Los viajes de los jesuítas hay que entenderlos desde su propósito de hacer de predicadores itinerantes. Son expediciones apostólicas, las primeras de las cuales fueron las de San Francisco Javier a la India (1541) y la de Paschase Bröet y Alfonso Salmerón a Irlanda (1541), por deseo del papa Paulo III. Pero los viajeros jesuítas no fueron simples evangelizadores. Eran hombres cultos (cosa que no era común a todos los religiosos), que se interesan vivamente por las culturas y costumbres de las tierras donde predicaban. Las cartas de Francisco Javier son un ejemplo de este interés y el propio Ignacio de Loyola, como superior general de la naciente Orden, animaba a los jesuítas al conocimiento lingüístico con el fin de preparar personas que conozcan la lengua: “para entre moros o turcos, la arábiga o la caldea; si para entre indios, la indiana; y así para otras semejantes causas”. También habla de “acomodar” o “aceptar” las costumbres, como modo de encarnación en las diversas culturas o pueblos a donde se encaminaban los primeros jesuítas.
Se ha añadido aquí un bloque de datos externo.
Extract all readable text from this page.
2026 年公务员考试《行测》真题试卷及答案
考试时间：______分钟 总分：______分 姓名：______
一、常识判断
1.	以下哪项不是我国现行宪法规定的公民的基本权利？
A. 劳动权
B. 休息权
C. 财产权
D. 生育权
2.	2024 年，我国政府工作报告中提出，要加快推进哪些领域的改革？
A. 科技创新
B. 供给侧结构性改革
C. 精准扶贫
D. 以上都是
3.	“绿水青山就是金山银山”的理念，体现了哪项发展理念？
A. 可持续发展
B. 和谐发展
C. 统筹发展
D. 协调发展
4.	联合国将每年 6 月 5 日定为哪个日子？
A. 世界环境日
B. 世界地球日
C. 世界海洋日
Sus sucesores en el gobierno de la Compañía, Diego Laínez y San Francisco de Borja, Duque de Gandía, continuaron en la misma línea y la Orden desarrolló una implantación espectacular en mundos entonces lejanos y escasamente conocidos: desde la India al Japón y la China; desde la otra “India”, llamada “del Rey Felipe” (América Española), al Brasil; desde Constantinopla, Jerusalén, Chipre y Ragusa (Dubrovnik) a las más remotas costas africanas. San Francisco de Borja logró gracias a su amistad con Pío V que la curia romana creara una nueva congregación para misiones. Debido a su gran influjo en la corte de Felipe II la Compañía consiguió que se abriera el campo misionero de Nueva España, Florida y Perú. En la tercera expedición enviada a este país, viajaba el jesuita José de Acosta, famoso por su obra “De procuranda indoroum salutem” (1596), en la que defendía la capacidad moral e intelectual de los indígenas y se oponía a los métodos misioneros forzados artificiosamente a través de la conquista.

Otra de las características permanentes de las expediciones jesuíticas es la defensa de los indígenas, que muy pronto provocará mártires entre los jesuítas, sobre todo en Japón, México y Paraguay, una constante que en la Compañía persistirá hasta nuestros días. Durante los años del generalato del padre Aquaviva, a finales del siglo XVI, los misioneros de la Compañía de Jesús intentaron entrar en el interior de China. Michele Ruggeri y Mateo Ricci (1583) lograron finalmente atravesar el misterioso muro. Este último, conocido misionero italiano, vestido con ropajes budistas, se ganó el respeto de la clase instruida de ese imperio chino gracias a su vida ejemplar y a la admirable entrega al estudio. En su residencia en el país de los mandarines, Ricci tenía expuesto el mapa del mundo, lo que suscitaba gran interés entre los visitantes, junto a relojes europeos, prismáticos venecianos, cuadros y libros occidentales.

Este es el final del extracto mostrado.